The entire Western Avenue staff, including Dr. Melora Hunt, Dr. Calamaio’s associate veterinarian at Western Avenue has stayed on. Having had a couple of practice appraisals done in the past few years Dr. Calamaio passed that information along to Dr. McGrath.
“He then, as the saying goes, made me an offer that I couldn’t refuse,” Dr. Calamaio said.
While the idea of three local veterinary practices being purchased and absorbed into one may hint at corporate consolidation, Dr. McGrath doesn’t believe this is the case.
“Corporate practices do not seem to have the best reputation with a lot of veterinarians,” he said. “They seem to be too focused on the bottom line, standardized drug uses and procedures, etc. I’ve never thought of myself as running a corporate practice.”
“My model has been to find a strong manager to run the practice and one or more veterinarians to provide direction on the medical side,” he added. “Sandy McHugh, who helped build the practice with Dr. Calamaio has been a great manager and is helping us pull things together.”
Dr. McGrath believes each practice is different and needs to understand the local clientele, rather than forcing some kind of national standard.
“I think the team appreciates that I’ve worked as a veterinarian and I’m not just a businessman,” he added. “The local manager and veterinarians really run their practices. I am able to provide some support in the background, taking care of payroll, billing, web sites, recruiting, etc.”
Dr. McGrath and his team are still sorting out what they will be able to offer besides primary care at the new facility. At this time, they plan to refer after-hours cases to existing emergency veterinary care facilities.

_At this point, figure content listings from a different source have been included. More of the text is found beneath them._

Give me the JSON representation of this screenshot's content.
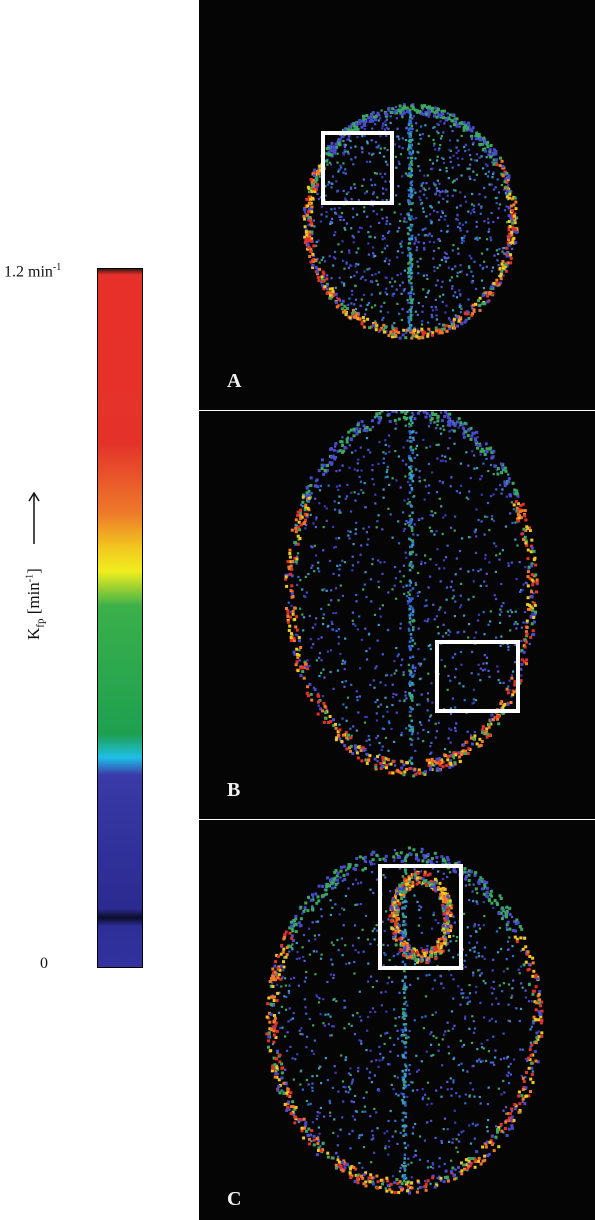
{
  "colorbar": {
    "max_label": "1.2 min",
    "max_label_sup": "-1",
    "min_label": "0",
    "axis_title_main": "K",
    "axis_title_sub": "fp",
    "axis_title_unit_open": " [min",
    "axis_title_unit_sup": "-1",
    "axis_title_unit_close": "]",
    "stops": [
      {
        "value": 1.2,
        "color": "#3a1a10"
      },
      {
        "value": 1.19,
        "color": "#e8302a"
      },
      {
        "value": 0.9,
        "color": "#e4322a"
      },
      {
        "value": 0.78,
        "color": "#ee7a2a"
      },
      {
        "value": 0.72,
        "color": "#f2c81e"
      },
      {
        "value": 0.68,
        "color": "#f0ee1e"
      },
      {
        "value": 0.62,
        "color": "#3ab04a"
      },
      {
        "value": 0.4,
        "color": "#1ea050"
      },
      {
        "value": 0.36,
        "color": "#1ec0e8"
      },
      {
        "value": 0.33,
        "color": "#3a3aa8"
      },
      {
        "value": 0.1,
        "color": "#2a2a90"
      },
      {
        "value": 0.085,
        "color": "#0c0c28"
      },
      {
        "value": 0.07,
        "color": "#2e2e98"
      },
      {
        "value": 0.0,
        "color": "#3232a0"
      }
    ]
  },
  "panels": [
    {
      "label": "A",
      "roi_color": "#ffffff"
    },
    {
      "label": "B",
      "roi_color": "#ffffff"
    },
    {
      "label": "C",
      "roi_color": "#ffffff"
    }
  ]
}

“Emergency medicine has changed dramatically since I graduated,” he said. “When I started, I was on call every other night. I could come racing in at 2 a.m. to see a pet that was hit by a car, to do a caesarean section. Those cases were typically handled alone in the middle of the night.”
As modern veterinary medicine has changed so steadily Dr. McGrath says, that’s no longer the standard of care that we expect or that our clients want for their pets. Most pet owners now expect more personalized care that is similar to what current human medical treatments provide.
With women making up an ever-larger percent of veterinary school graduates there has been a continued shift to a more manageable work/life balance in new veterinary practices.
Dr. McGrath believes the new facility should appeal to recent veterinary school graduates who want to be mentored by more experienced veterinarians.
“With all they have to learn, veterinarians graduate from school today still needing a lot of hands-on experience and mentoring,” he said. “Fortunately gone are the days where the new veterinarian was thrown into a practice and expected to learn on the job quickly.”
The Cummings School of Veterinary Medicine at Tuft’s University graduates have been more than 90 percent female for more than a decade, according to McGrath. New graduates come out with a significant student debt that is also less conducive to owning a practice.
With the local economy in hibernation due to a global pandemic, it might not seem like an opportune time for such a large business venture. But, several surprising things are occurring during these COVID-19 times. Local and regional animal shelters are being swamped with applications to adopt pets. This in turn has created a bit of a surge in veterinary hospital visits by new pet owners wanting to be sure they are caring for the new family members properly.
“In some ways the pandemic has made family, and by extension our pet family, all the more important,” said Dr. McGrath.
Retired dairy farmer Alice H. Allen writes these articles in memory of her late husband Laurance E. Allen and veterinarians Dr. Raymond R. Allen and Dr. Alden H. Russell.